4.2.5 Types scalaires, encore : symboles

 

(symbol? obj) (symbol->string symbol)
(string->symbol string)



Les symboles sont insensibles à la casse :

 

(eq? 'toto 'TOTO) \(\to\) #t

Signalons la procédure Bigloo non-standard gensym41 qui retourne un nouveau symbole garanti unique. Les symboles que l'on peut donner simplement, par exemple, en les tapant à l'invite de l'interprète obéissent aux règles syntaxiques des identifiants, mais string->symbol permet de construire des symboles à partir de chaînes quelconques.

 


4.2.6 Caractères

 

(char? obj) (char-alphabetic? char) 
(char-numeric? char) (char-whitespace? char)
(char-upper-case? char) (char-lower-case? char)

Pour transformer et convertir :

 

(char-upcase char) (char-downcase char)
(char->integer char) (integer->char n)

Les types de données scalaires possèdent des prédicats de comparaison spécialisés qu'il est conseillé d'utiliser chaque fois que c'est possible à la place des prédicats généraux parce que cela facilite le travail du lecteur du programme, qu'il soit un humain ou un programme. Ainsi pour les caractères :

 

(char=? char1 char2)
(char<? char1 char2) (char>? char1 char2)
(char<=? char1 char2) (char>=? char1 char2)

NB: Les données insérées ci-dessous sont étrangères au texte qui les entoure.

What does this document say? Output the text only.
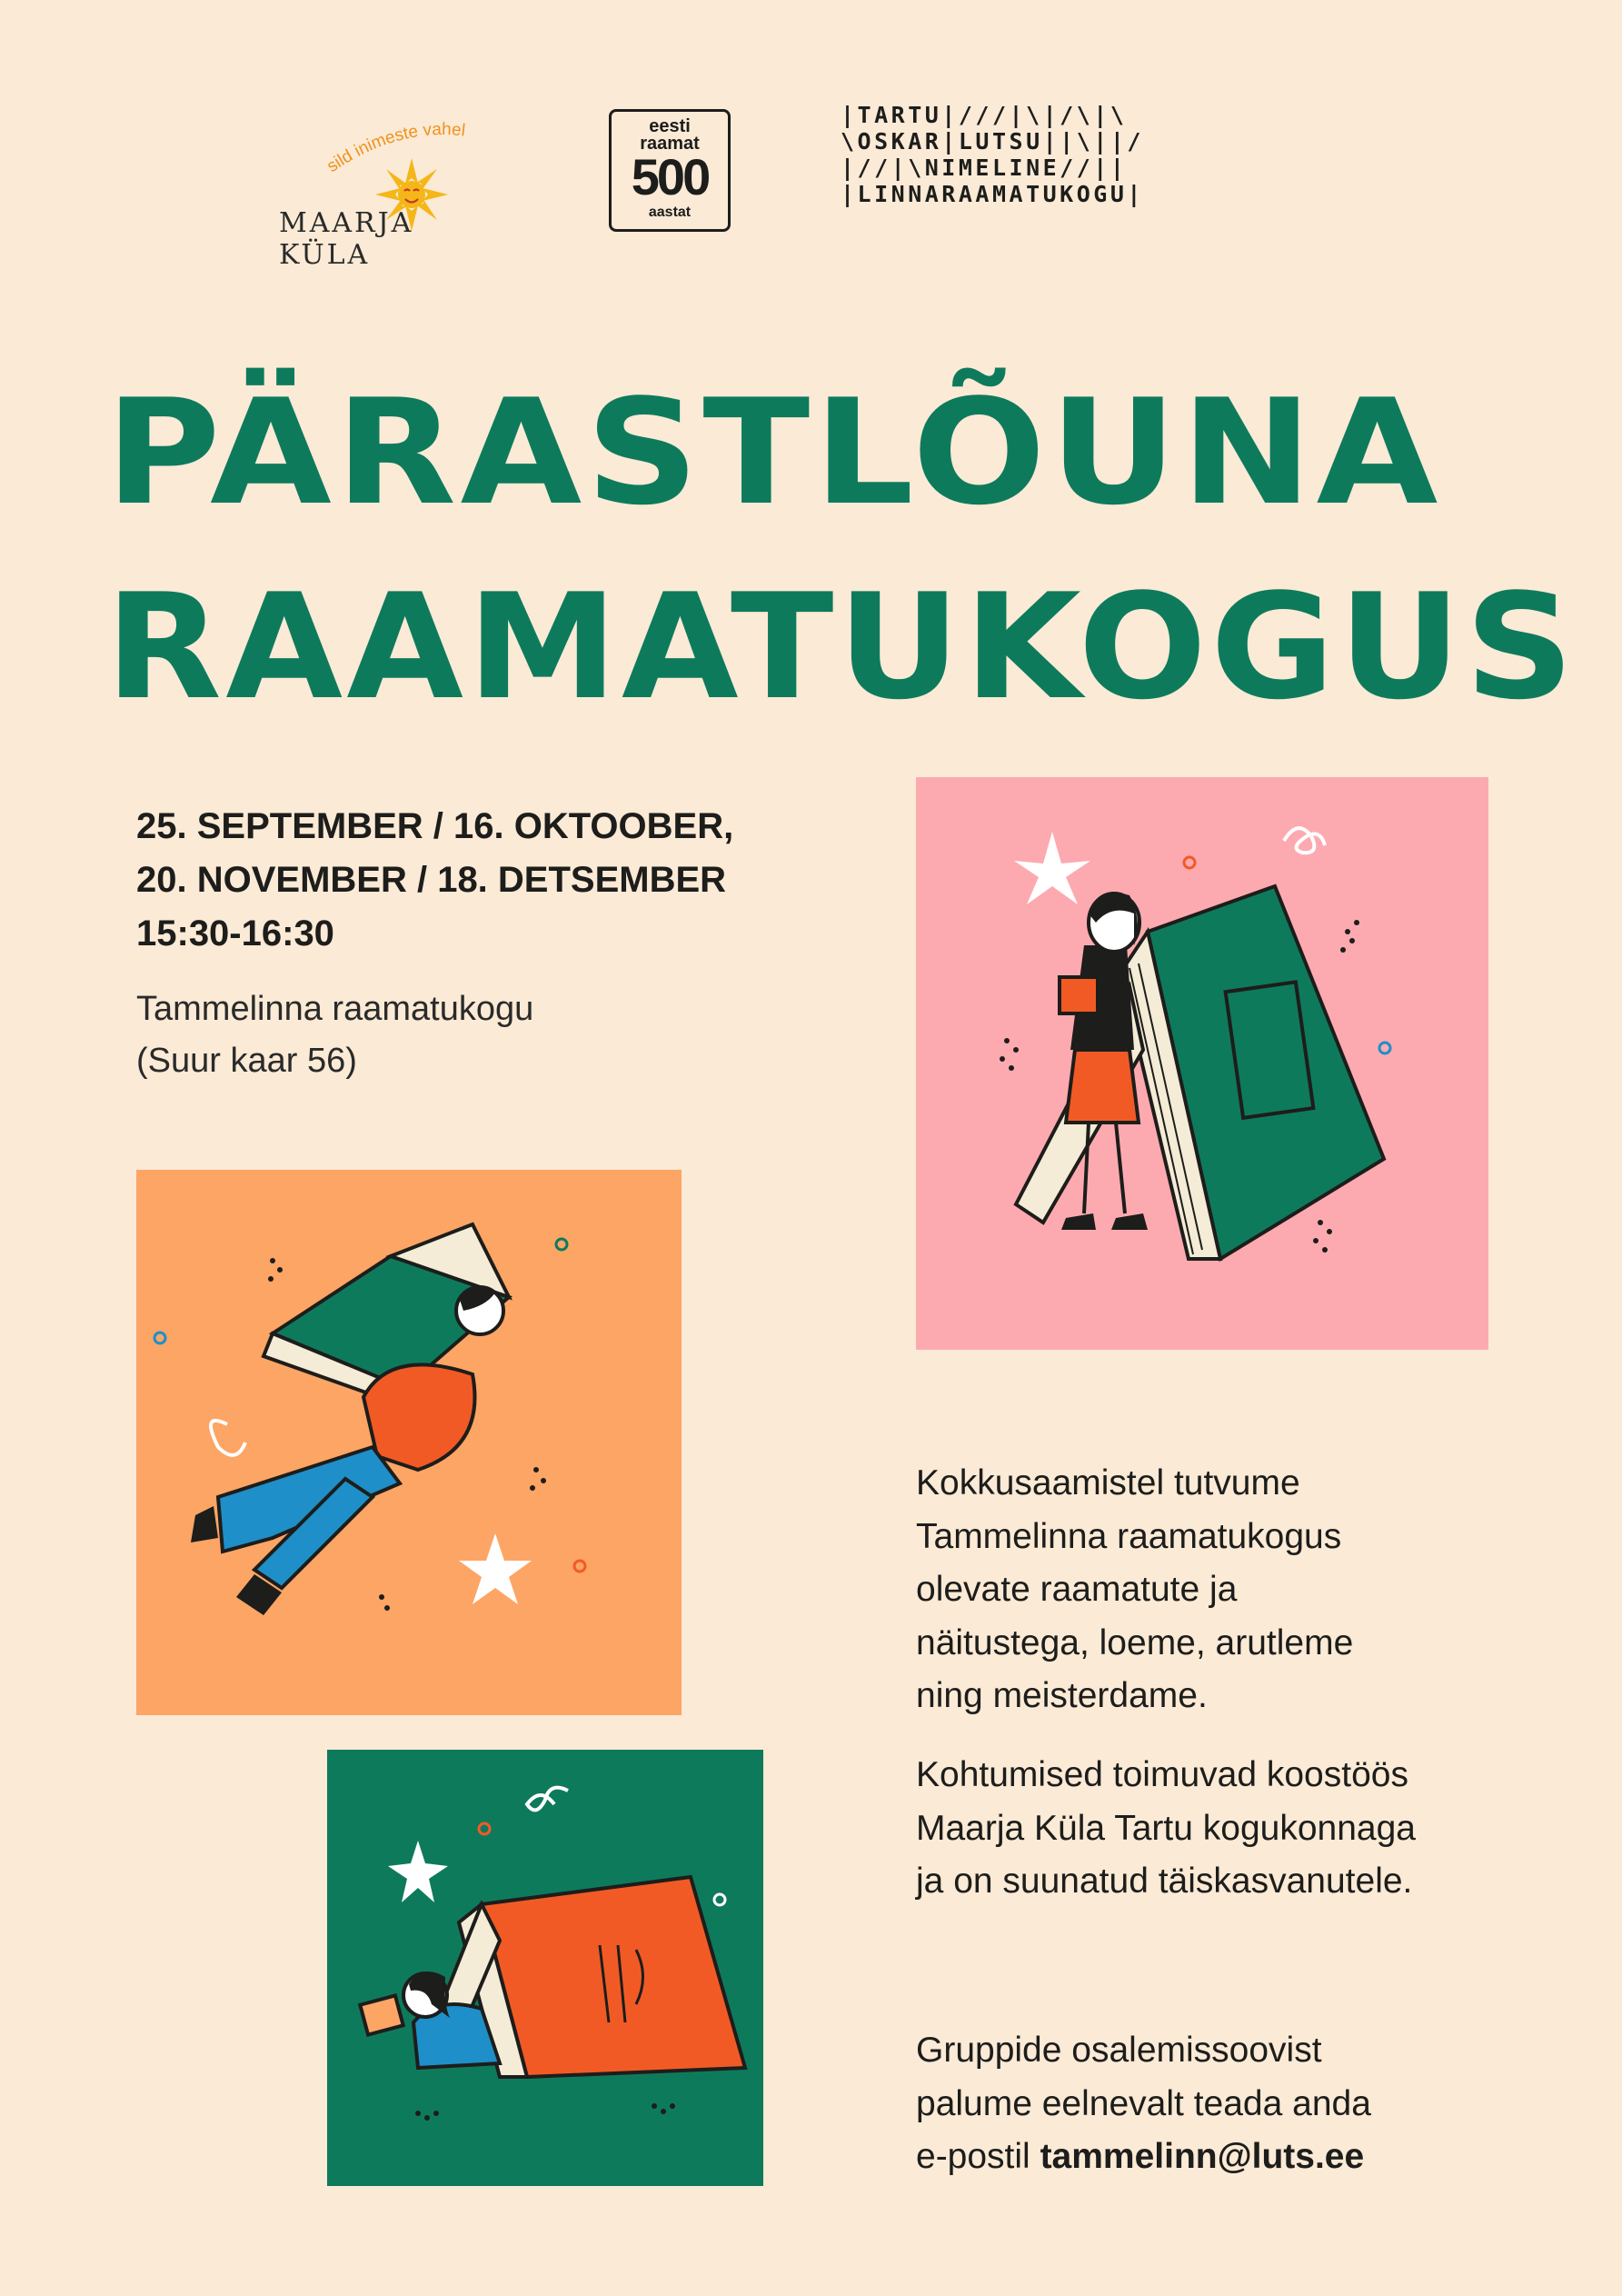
sild inimeste vahel
MAARJA KÜLA
eesti
raamat
500
aastat
|TARTU|///|\|/\|\
\OSKAR|LUTSU||\||/
|//|\NIMELINE//||
|LINNARAAMATUKOGU|
PÄRASTLÕUNA
RAAMATUKOGUS
25. SEPTEMBER / 16. OKTOOBER,
20. NOVEMBER / 18. DETSEMBER
15:30-16:30
Tammelinna raamatukogu
(Suur kaar 56)
Kokkusaamistel tutvume
Tammelinna raamatukogus
olevate raamatute ja
näitustega, loeme, arutleme
ning meisterdame.
Kohtumised toimuvad koostöös
Maarja Küla Tartu kogukonnaga
ja on suunatud täiskasvanutele.
Gruppide osalemissoovist
palume eelnevalt teada anda
e-postil tammelinn@luts.ee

Ces prédicats comparent les caractères en distinguant les lettres majuscules des minuscules. Il existe un jeu de prédicats pour faire des comparaisons insensibles à la casse (pour lesquels #\a = #\A) :

 

(char-ci=? char1 char2)
(char-ci<? char1 char2) (char-ci>? char1 char2)
(char-ci<=? char1 char2) (char-ci>=? char1 char2)

 


4.2.7 Chaînes de caractères

 

(string? obj)

Les chaînes de caractères disposent de prédicats de comparaison analogues à ceux décrits pour les caractères en 4.2.6 :

 

(string=? string1 string2)
(string<? string1 string2) (string>? string1 string2)
(string<=? string1 string2) (string>=? string1 string2)
(string-ci=? string1 string2)
(string-ci<? string1 string2) (string-ci>? string1 string2)
(string-ci<=? string1 string2) (string-ci>=? string1 string2)

 

(string-length string) retourne la longueur de string.
(string {char}*) retourne une chaîne neuve constituée des arguments.
(make-string k [char]) retourne une chaîne neuve de k caractères éventuellement initialisés à char.
(string-ref string k) retourne le caractère de rang k de string, avec k=0 pour le premier caractère.
(string-set! string k char) affecte char au caractère de rang k de string, avec k=0 pour le premier caractère.
(substring string start end)

on doit avoir :



0 \(\le\) start \(\le\) end \(\le\) (string-length string)



substring retourne une nouvelle chaîne formée des caractères de string commençant à l'indice start (inclus) et se terminant à l'indice end (exclus), toujours avec l'indice 0 pour le premier caractère.

On notera que si start = end la chaîne retournée sera la chaîne nulle et que si start = 0 et end = (string-length string) la sous-chaîne retournée sera équivalente à string.

(string-append string1 string2 ...)

retourne une nouvelle chaîne formée des caractères de string1 suivis des caractères des chaînes suivantes.

(string->list string) retourne une liste neuve des caractères de string.
(list->string list) retourne une chaîne neuve des caractères de list.
(string-copy string) retourne une liste copie de string.